I pazienti che arrivano alla clinica per lo stress,
vengono in genere su indicazione dei loro medici curanti
per qualche problema specifico. Quando si presentano,
chiediamo di mettere a fuoco tre obiettivi, che
desiderano raggiungere. Ma poi, spesso con loro grande
sorpresa, suggeriamo loro di non cercare di fare
progressi verso il raggiungimento di quegli obbiettivi
nel corso delle otto settimane. Se un obbiettivo è quello
di ridurre il dolore o l'ipertensione o l'ansia,
raccomandiamo loro di non cercare di alleviare il dolore,
di abbassare la pressione o di liberarsi dall'ansia, bensì
soltanto di restare nel presente e di seguire attentamente
le istruzioni per la meditazione.
Come vedremo più oltre, nella meditazione la via
migliore per ottenere risultati è quella di non cercare di
ottenere risultati, e di concentrare invece l'attenzione sul
vedere e accettare le cose così come sono, momento per
momento. Con pazienza e con una pratica regolare, il
movimento verso i risultati avverrà da sé. Esso sarà uno
sviluppo spontaneo: tu ti limiti a fargli spazio e a
invitarlo dentro di te.
Accettazione
Accettazione significa vedere le cose così come sono
nel momento presente. Se hai mal di testa, accetta che hai
mal di testa. Se pesi qualche chilo in più di quanto
vorresti, accettalo come una descrizione dello stato
attuale del tuo corpo. Prima o poi è inevitabile accettare
che le cose sono così come sono, anche quando si tratta
di una diagnosi di cancro o della morte di una persona
amata.
Spesso arriviamo all'accettazione solo dopo aver
attraversato periodi emotivamente difficili di rimozione
e di rabbia.
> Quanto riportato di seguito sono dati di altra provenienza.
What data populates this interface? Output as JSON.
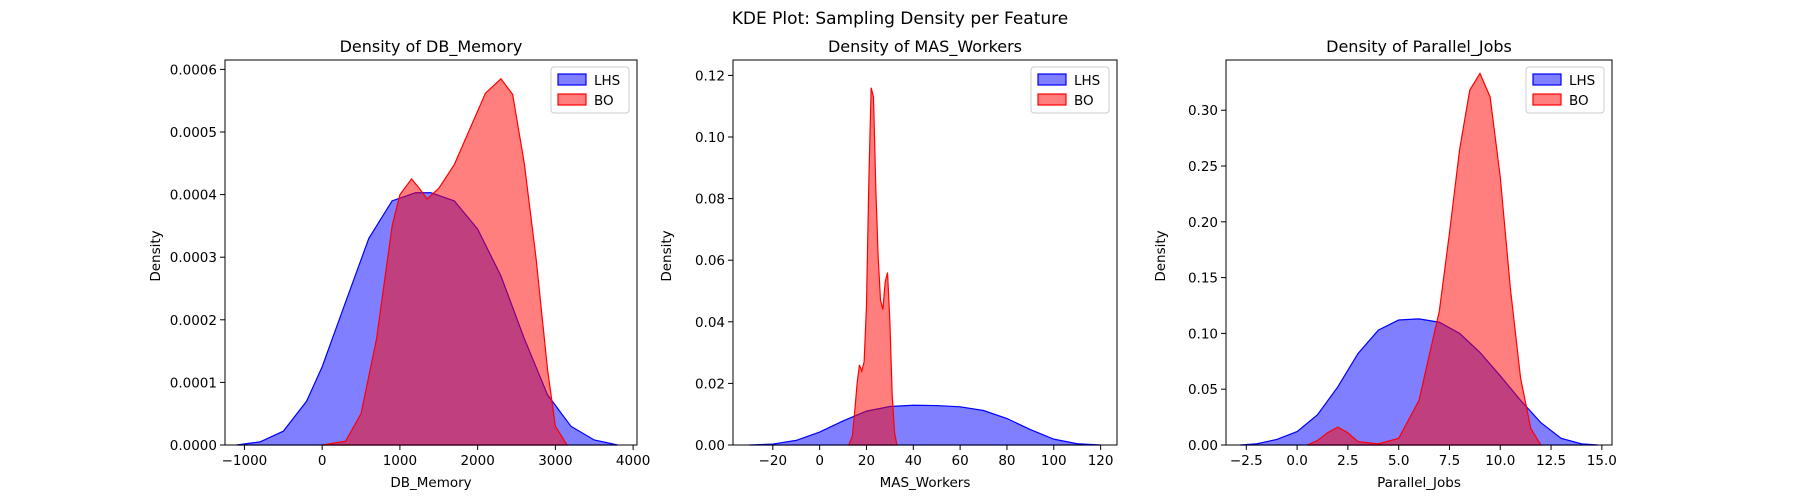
{
  "figure": {
    "title": "KDE Plot: Sampling Density per Feature"
  },
  "colors": {
    "LHS": "#0000ff",
    "BO": "#ff0000"
  },
  "chart_data": [
    {
      "type": "area",
      "title": "Density of DB_Memory",
      "xlabel": "DB_Memory",
      "ylabel": "Density",
      "xlim": [
        -1250,
        4050
      ],
      "ylim": [
        0,
        0.000615
      ],
      "xticks": [
        -1000,
        0,
        1000,
        2000,
        3000,
        4000
      ],
      "xtick_labels": [
        "−1000",
        "0",
        "1000",
        "2000",
        "3000",
        "4000"
      ],
      "yticks": [
        0,
        0.0001,
        0.0002,
        0.0003,
        0.0004,
        0.0005,
        0.0006
      ],
      "ytick_labels": [
        "0.0000",
        "0.0001",
        "0.0002",
        "0.0003",
        "0.0004",
        "0.0005",
        "0.0006"
      ],
      "legend": {
        "position": "upper right",
        "entries": [
          "LHS",
          "BO"
        ]
      },
      "series": [
        {
          "name": "LHS",
          "x": [
            -1100,
            -800,
            -500,
            -200,
            0,
            300,
            600,
            900,
            1200,
            1400,
            1700,
            2000,
            2300,
            2600,
            2900,
            3200,
            3500,
            3800
          ],
          "y": [
            0,
            5e-06,
            2.2e-05,
            7e-05,
            0.000125,
            0.000228,
            0.00033,
            0.00039,
            0.000403,
            0.000403,
            0.00039,
            0.000345,
            0.00027,
            0.00017,
            8e-05,
            3e-05,
            8e-06,
            0
          ]
        },
        {
          "name": "BO",
          "x": [
            0,
            300,
            500,
            700,
            900,
            1000,
            1150,
            1250,
            1350,
            1500,
            1700,
            1900,
            2100,
            2300,
            2450,
            2600,
            2750,
            2900,
            3000,
            3150
          ],
          "y": [
            0,
            6e-06,
            5e-05,
            0.00017,
            0.00035,
            0.0004,
            0.000425,
            0.00041,
            0.000393,
            0.00041,
            0.000448,
            0.000505,
            0.000562,
            0.000585,
            0.00056,
            0.00045,
            0.0003,
            0.00012,
            3e-05,
            0
          ]
        }
      ]
    },
    {
      "type": "area",
      "title": "Density of MAS_Workers",
      "xlabel": "MAS_Workers",
      "ylabel": "Density",
      "xlim": [
        -37,
        127
      ],
      "ylim": [
        0,
        0.125
      ],
      "xticks": [
        -20,
        0,
        20,
        40,
        60,
        80,
        100,
        120
      ],
      "xtick_labels": [
        "−20",
        "0",
        "20",
        "40",
        "60",
        "80",
        "100",
        "120"
      ],
      "yticks": [
        0,
        0.02,
        0.04,
        0.06,
        0.08,
        0.1,
        0.12
      ],
      "ytick_labels": [
        "0.00",
        "0.02",
        "0.04",
        "0.06",
        "0.08",
        "0.10",
        "0.12"
      ],
      "legend": {
        "position": "upper right",
        "entries": [
          "LHS",
          "BO"
        ]
      },
      "series": [
        {
          "name": "LHS",
          "x": [
            -30,
            -20,
            -10,
            0,
            10,
            20,
            30,
            40,
            50,
            60,
            70,
            80,
            90,
            100,
            110,
            120
          ],
          "y": [
            0,
            0.0003,
            0.0015,
            0.0042,
            0.0078,
            0.011,
            0.0125,
            0.0129,
            0.0128,
            0.0124,
            0.0112,
            0.0086,
            0.005,
            0.0019,
            0.0004,
            0
          ]
        },
        {
          "name": "BO",
          "x": [
            12.5,
            14,
            15,
            16,
            17,
            18,
            19,
            20,
            21,
            22,
            23,
            24,
            25,
            26,
            27,
            28,
            29,
            30,
            31,
            32,
            33
          ],
          "y": [
            0,
            0.003,
            0.011,
            0.02,
            0.026,
            0.024,
            0.027,
            0.045,
            0.085,
            0.116,
            0.113,
            0.083,
            0.061,
            0.047,
            0.044,
            0.053,
            0.056,
            0.04,
            0.016,
            0.004,
            0
          ]
        }
      ]
    },
    {
      "type": "area",
      "title": "Density of Parallel_Jobs",
      "xlabel": "Parallel_Jobs",
      "ylabel": "Density",
      "xlim": [
        -3.5,
        15.5
      ],
      "ylim": [
        0,
        0.345
      ],
      "xticks": [
        -2.5,
        0,
        2.5,
        5,
        7.5,
        10,
        12.5,
        15
      ],
      "xtick_labels": [
        "−2.5",
        "0.0",
        "2.5",
        "5.0",
        "7.5",
        "10.0",
        "12.5",
        "15.0"
      ],
      "yticks": [
        0,
        0.05,
        0.1,
        0.15,
        0.2,
        0.25,
        0.3
      ],
      "ytick_labels": [
        "0.00",
        "0.05",
        "0.10",
        "0.15",
        "0.20",
        "0.25",
        "0.30"
      ],
      "legend": {
        "position": "upper right",
        "entries": [
          "LHS",
          "BO"
        ]
      },
      "series": [
        {
          "name": "LHS",
          "x": [
            -2.8,
            -2,
            -1,
            0,
            1,
            2,
            3,
            4,
            5,
            6,
            7,
            8,
            9,
            10,
            11,
            12,
            13,
            14,
            14.8
          ],
          "y": [
            0,
            0.001,
            0.005,
            0.012,
            0.027,
            0.052,
            0.082,
            0.103,
            0.112,
            0.113,
            0.11,
            0.1,
            0.083,
            0.062,
            0.04,
            0.02,
            0.006,
            0.001,
            0
          ]
        },
        {
          "name": "BO",
          "x": [
            0.5,
            1,
            1.5,
            2,
            2.5,
            3,
            4,
            5,
            6,
            7,
            7.5,
            8,
            8.5,
            9,
            9.5,
            10,
            10.5,
            11,
            11.5,
            12
          ],
          "y": [
            0,
            0.004,
            0.011,
            0.016,
            0.011,
            0.003,
            0.001,
            0.006,
            0.04,
            0.12,
            0.19,
            0.265,
            0.318,
            0.333,
            0.312,
            0.24,
            0.14,
            0.06,
            0.015,
            0
          ]
        }
      ]
    }
  ]
}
Questi passaggi sono fasi naturali del
cammino verso l'accettazione e fanno parte del processo
di guarigione. Ma, lasciando da parte per ora le grandi
calamità della vita, le ferite la cui guarigione richiede di
solito parecchio tempo, nella vita di ogni giorno spesso
sprechiamo una gran quantità di energia nel resistere a
ciò che già di fatto è così com'è. Cercando di forzare le
situazioni a essere come vorremmo che fossero creiamo
solo ulteriori tensioni che ostacolano la guarigione, la
crescita e il cambiamento positivo.
Per esempio, se ti senti grassa e il tuo corpo non ti
piace e sei disposta ad apprezzarlo solo il giorno in cui
avrà il peso che vuoi tu, questo atteggiamento non ti
aiuta, genera un circolo vizioso. Non amando il tuo
corpo, sei meno sensibile alle sue esigenze e meno
capace, per esempio, di fornirgli l'alimentazione di cui
ha bisogno. Se vuoi uscire da questa situazione
frustrante, sarà bene che tu prenda in considerazione la
possibilità di amarti così come sei ora, perché ora è il solo
momento in cui puoi amarti. Ricorda, ora è il solo
momento che hai a disposizione per qualsiasi cosa! Ogni
cambiamento passa in primo luogo attraverso
l'accettazione di te stessa così come sei.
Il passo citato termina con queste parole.